Gökhan Bacık
The differences between the ruling Justice and Development Party (AK Party) and the Hizmet movement have become critically important since the graft probe of Dec. 17. The government quickly declared that there was no corruption. According to the government, Dec. 17 saw an organized attack meant to topple the government. However, almost all public surveys confirm that at least 65 percent of Turkish people disagree with the government, and believe that the graft probe that was made public that day addressed a corruption issue.
However, to see how the Hizmet movement and the AK Party differ requires an analytical perspective. The Islam versus Kemalism binary of the previous decades shadowed an equal binary between Islamism (political Islam) and the Hizmet/Gülen movement (social Islam). The theoretical bases of these two trends are different. Their harmony during the past decade forged their artificial alliance in response to the Kemalist “threat.” Personally speaking, the separation of the two is positive, despite some short-term fluctuations.
Indeed, the AK Party government is a legitimate power, despite its serious authoritarian tendencies. However, the Hizmet movement's objection to the AK Party's rising Islamism is an important analytical factor in understanding the formation of the policies in Turkish politics. For example, the Hizmet group argues that Turkey should have good relations with the major Western institutions, such as the EU. It does not propose that the state should be an agent of Islamization. It does not endorse the government's cutting relations with some states. One could propose a longer list of differences.
Meanwhile, the Hizmet movement's objections make an important contribution to the formation of participatory democracy in Turkey. So far, Turkish democracy was a game among political parties in the absence of a strong civil society and market actors.
Political theorist Benjamin R. Barber, who is known for his participatory-democracy approach, defines strong democracy as a democratic theory that advances the role of robust democratic citizenship over formal constitutional mechanisms and is particularly attentive to civic participation, civic education and a vibrant civil society.
On this line of thinking, the rise of the Hizmet movement is a key positive factor in enhancing a participatory model of democracy in Turkey.
So far, the conventional argument requires the establishment of a political party that proposes arguments about Turkish politics. Yet that is in fact what has made Turkey a graveyard of parties, all of them small groups that had believed they should become parties to talk about politics. The Hizmet movement stands as one of the first civic movements that are not organized along a political-party format.
Moving in parallel with the conventional argument, some argue today that the Hizmet movement should establish its own party. I disagree. A strong civil society movement that changes its political-party affiliations is better. The competition between political parties can sometimes radicalize their politics. In such cases, influential social movements have important roles.
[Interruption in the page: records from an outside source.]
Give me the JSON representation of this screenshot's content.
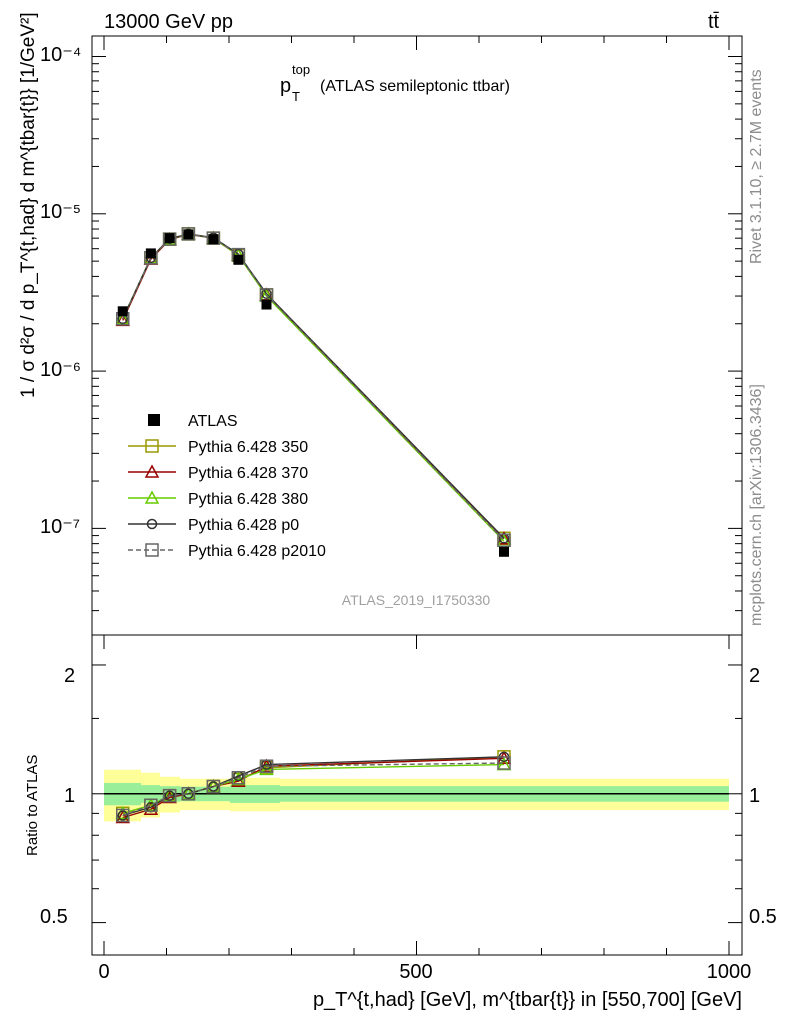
{
  "header": {
    "left": "13000 GeV pp",
    "right": "tt̄",
    "plot_title_main": "p",
    "plot_title_sup": "top",
    "plot_title_sub": "T",
    "plot_title_rest": "(ATLAS semileptonic ttbar)",
    "analysis_id": "ATLAS_2019_I1750330"
  },
  "side": {
    "rivet": "Rivet 3.1.10, ≥ 2.7M events",
    "mcplots": "mcplots.cern.ch [arXiv:1306.3436]"
  },
  "axes": {
    "ylabel_main": "1 / σ d²σ / d p_T^{t,had} d m^{tbar{t}} [1/GeV²]",
    "ylabel_ratio": "Ratio to ATLAS",
    "xlabel": "p_T^{t,had} [GeV], m^{tbar{t}} in [550,700] [GeV]",
    "x_ticks": [
      "0",
      "500",
      "1000"
    ],
    "y_ticks_main": [
      "10⁻⁷",
      "10⁻⁶",
      "10⁻⁵",
      "10⁻⁴"
    ],
    "y_ticks_ratio": [
      "0.5",
      "1",
      "2"
    ]
  },
  "legend": [
    {
      "name": "ATLAS",
      "color": "#000000",
      "marker": "square-filled",
      "dash": false
    },
    {
      "name": "Pythia 6.428 350",
      "color": "#999900",
      "marker": "square-open",
      "dash": false
    },
    {
      "name": "Pythia 6.428 370",
      "color": "#990000",
      "marker": "triangle-open",
      "dash": false
    },
    {
      "name": "Pythia 6.428 380",
      "color": "#66cc00",
      "marker": "triangle-open",
      "dash": false
    },
    {
      "name": "Pythia 6.428 p0",
      "color": "#333333",
      "marker": "circle-open",
      "dash": false
    },
    {
      "name": "Pythia 6.428 p2010",
      "color": "#666666",
      "marker": "square-open",
      "dash": true
    }
  ],
  "chart_data": {
    "type": "line",
    "scale": "log",
    "xlim": [
      -20,
      1020
    ],
    "ylim": [
      2.1e-08,
      0.000135
    ],
    "ratio_ylim": [
      0.42,
      2.35
    ],
    "x": [
      30,
      75,
      105,
      135,
      175,
      215,
      260,
      640
    ],
    "data": {
      "name": "ATLAS",
      "values": [
        2.4e-06,
        5.6e-06,
        7e-06,
        7.4e-06,
        6.9e-06,
        5.1e-06,
        2.65e-06,
        7.1e-08
      ],
      "band_stat_halfwidth": 0.06,
      "band_total_halfwidth": 0.12
    },
    "series": [
      {
        "name": "Pythia 6.428 350",
        "values": [
          2.15e-06,
          5.25e-06,
          6.9e-06,
          7.45e-06,
          7e-06,
          5.45e-06,
          3.05e-06,
          8.65e-08
        ],
        "ratio": [
          0.9,
          0.94,
          0.99,
          1.0,
          1.04,
          1.08,
          1.15,
          1.22
        ]
      },
      {
        "name": "Pythia 6.428 370",
        "values": [
          2.1e-06,
          5.15e-06,
          6.85e-06,
          7.4e-06,
          7e-06,
          5.45e-06,
          3.05e-06,
          8.6e-08
        ],
        "ratio": [
          0.88,
          0.92,
          0.98,
          1.0,
          1.04,
          1.07,
          1.16,
          1.21
        ]
      },
      {
        "name": "Pythia 6.428 380",
        "values": [
          2.15e-06,
          5.25e-06,
          6.9e-06,
          7.45e-06,
          7e-06,
          5.45e-06,
          3e-06,
          8.3e-08
        ],
        "ratio": [
          0.9,
          0.94,
          0.99,
          1.0,
          1.04,
          1.08,
          1.14,
          1.17
        ]
      },
      {
        "name": "Pythia 6.428 p0",
        "values": [
          2.15e-06,
          5.25e-06,
          6.95e-06,
          7.45e-06,
          7.05e-06,
          5.55e-06,
          3.1e-06,
          8.65e-08
        ],
        "ratio": [
          0.89,
          0.93,
          0.99,
          1.0,
          1.04,
          1.1,
          1.17,
          1.22
        ]
      },
      {
        "name": "Pythia 6.428 p2010",
        "values": [
          2.15e-06,
          5.25e-06,
          6.9e-06,
          7.45e-06,
          7e-06,
          5.5e-06,
          3.05e-06,
          8.4e-08
        ],
        "ratio": [
          0.89,
          0.94,
          0.99,
          1.0,
          1.04,
          1.09,
          1.16,
          1.18
        ]
      }
    ]
  }
}
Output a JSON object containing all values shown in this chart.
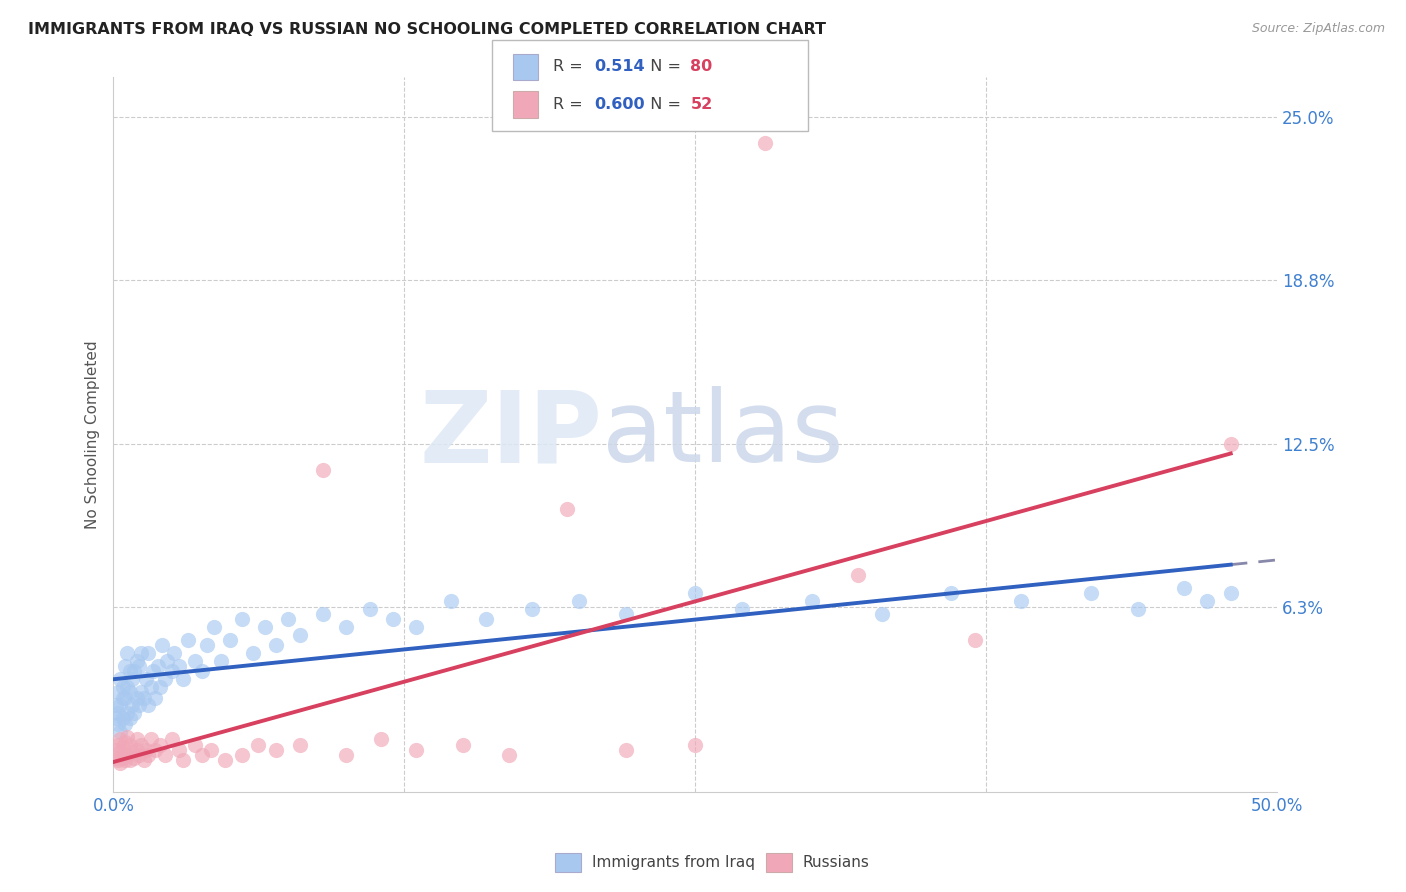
{
  "title": "IMMIGRANTS FROM IRAQ VS RUSSIAN NO SCHOOLING COMPLETED CORRELATION CHART",
  "source": "Source: ZipAtlas.com",
  "ylabel": "No Schooling Completed",
  "xlim": [
    0.0,
    0.5
  ],
  "ylim": [
    -0.008,
    0.265
  ],
  "ytick_positions": [
    0.0625,
    0.125,
    0.1875,
    0.25
  ],
  "ytick_labels": [
    "6.3%",
    "12.5%",
    "18.8%",
    "25.0%"
  ],
  "xtick_positions": [
    0.0,
    0.125,
    0.25,
    0.375,
    0.5
  ],
  "xtick_labels": [
    "0.0%",
    "",
    "",
    "",
    "50.0%"
  ],
  "legend1_r": "0.514",
  "legend1_n": "80",
  "legend2_r": "0.600",
  "legend2_n": "52",
  "color_iraq": "#a8c8f0",
  "color_russia": "#f0a8b8",
  "trendline_iraq_color": "#3060c0",
  "trendline_russia_color": "#d84060",
  "trendline_extend_color": "#8888aa",
  "iraq_x": [
    0.001,
    0.001,
    0.002,
    0.002,
    0.002,
    0.003,
    0.003,
    0.003,
    0.004,
    0.004,
    0.004,
    0.005,
    0.005,
    0.005,
    0.006,
    0.006,
    0.006,
    0.007,
    0.007,
    0.007,
    0.008,
    0.008,
    0.009,
    0.009,
    0.01,
    0.01,
    0.011,
    0.011,
    0.012,
    0.012,
    0.013,
    0.014,
    0.015,
    0.015,
    0.016,
    0.017,
    0.018,
    0.019,
    0.02,
    0.021,
    0.022,
    0.023,
    0.025,
    0.026,
    0.028,
    0.03,
    0.032,
    0.035,
    0.038,
    0.04,
    0.043,
    0.046,
    0.05,
    0.055,
    0.06,
    0.065,
    0.07,
    0.075,
    0.08,
    0.09,
    0.1,
    0.11,
    0.12,
    0.13,
    0.145,
    0.16,
    0.18,
    0.2,
    0.22,
    0.25,
    0.27,
    0.3,
    0.33,
    0.36,
    0.39,
    0.42,
    0.44,
    0.46,
    0.47,
    0.48
  ],
  "iraq_y": [
    0.02,
    0.025,
    0.018,
    0.022,
    0.03,
    0.015,
    0.025,
    0.035,
    0.02,
    0.028,
    0.032,
    0.018,
    0.028,
    0.04,
    0.022,
    0.032,
    0.045,
    0.02,
    0.03,
    0.038,
    0.025,
    0.035,
    0.022,
    0.038,
    0.028,
    0.042,
    0.025,
    0.04,
    0.03,
    0.045,
    0.028,
    0.035,
    0.025,
    0.045,
    0.032,
    0.038,
    0.028,
    0.04,
    0.032,
    0.048,
    0.035,
    0.042,
    0.038,
    0.045,
    0.04,
    0.035,
    0.05,
    0.042,
    0.038,
    0.048,
    0.055,
    0.042,
    0.05,
    0.058,
    0.045,
    0.055,
    0.048,
    0.058,
    0.052,
    0.06,
    0.055,
    0.062,
    0.058,
    0.055,
    0.065,
    0.058,
    0.062,
    0.065,
    0.06,
    0.068,
    0.062,
    0.065,
    0.06,
    0.068,
    0.065,
    0.068,
    0.062,
    0.07,
    0.065,
    0.068
  ],
  "russia_x": [
    0.001,
    0.001,
    0.002,
    0.002,
    0.003,
    0.003,
    0.003,
    0.004,
    0.004,
    0.005,
    0.005,
    0.006,
    0.006,
    0.007,
    0.007,
    0.008,
    0.009,
    0.01,
    0.01,
    0.011,
    0.012,
    0.013,
    0.014,
    0.015,
    0.016,
    0.018,
    0.02,
    0.022,
    0.025,
    0.028,
    0.03,
    0.035,
    0.038,
    0.042,
    0.048,
    0.055,
    0.062,
    0.07,
    0.08,
    0.09,
    0.1,
    0.115,
    0.13,
    0.15,
    0.17,
    0.195,
    0.22,
    0.25,
    0.28,
    0.32,
    0.37,
    0.48
  ],
  "russia_y": [
    0.005,
    0.008,
    0.004,
    0.01,
    0.003,
    0.007,
    0.012,
    0.005,
    0.009,
    0.004,
    0.011,
    0.006,
    0.013,
    0.004,
    0.01,
    0.007,
    0.005,
    0.008,
    0.012,
    0.006,
    0.01,
    0.004,
    0.008,
    0.006,
    0.012,
    0.008,
    0.01,
    0.006,
    0.012,
    0.008,
    0.004,
    0.01,
    0.006,
    0.008,
    0.004,
    0.006,
    0.01,
    0.008,
    0.01,
    0.115,
    0.006,
    0.012,
    0.008,
    0.01,
    0.006,
    0.1,
    0.008,
    0.01,
    0.24,
    0.075,
    0.05,
    0.125
  ]
}
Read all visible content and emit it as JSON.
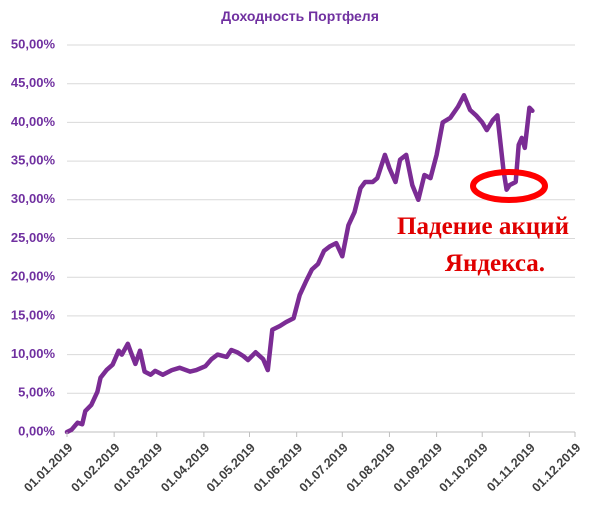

Each political party in Turkey has its affiliated unions, media and professional unions. Thus the rise of new, autonomous social movements that reject full affiliation with a political party is rare in Turkey. That is why some have difficulty with understanding the Hizmet movement's position in contemporary Turkish politics.
There is also the issue of transparency. The Hizmet movement's activism creates a huge public debate about itself. In practice, there are many other religious social movements in Turkey that are also influential, but they lack an equal level of transparency. As an oft-debated movement, the Hizmet movement is under the pressure of regular interrogation. In other words, debating the Hizmet movement is good, as that puts it under pressure that calls for more transparency. Activism creates public interest and debate that require more transparency of any social movement.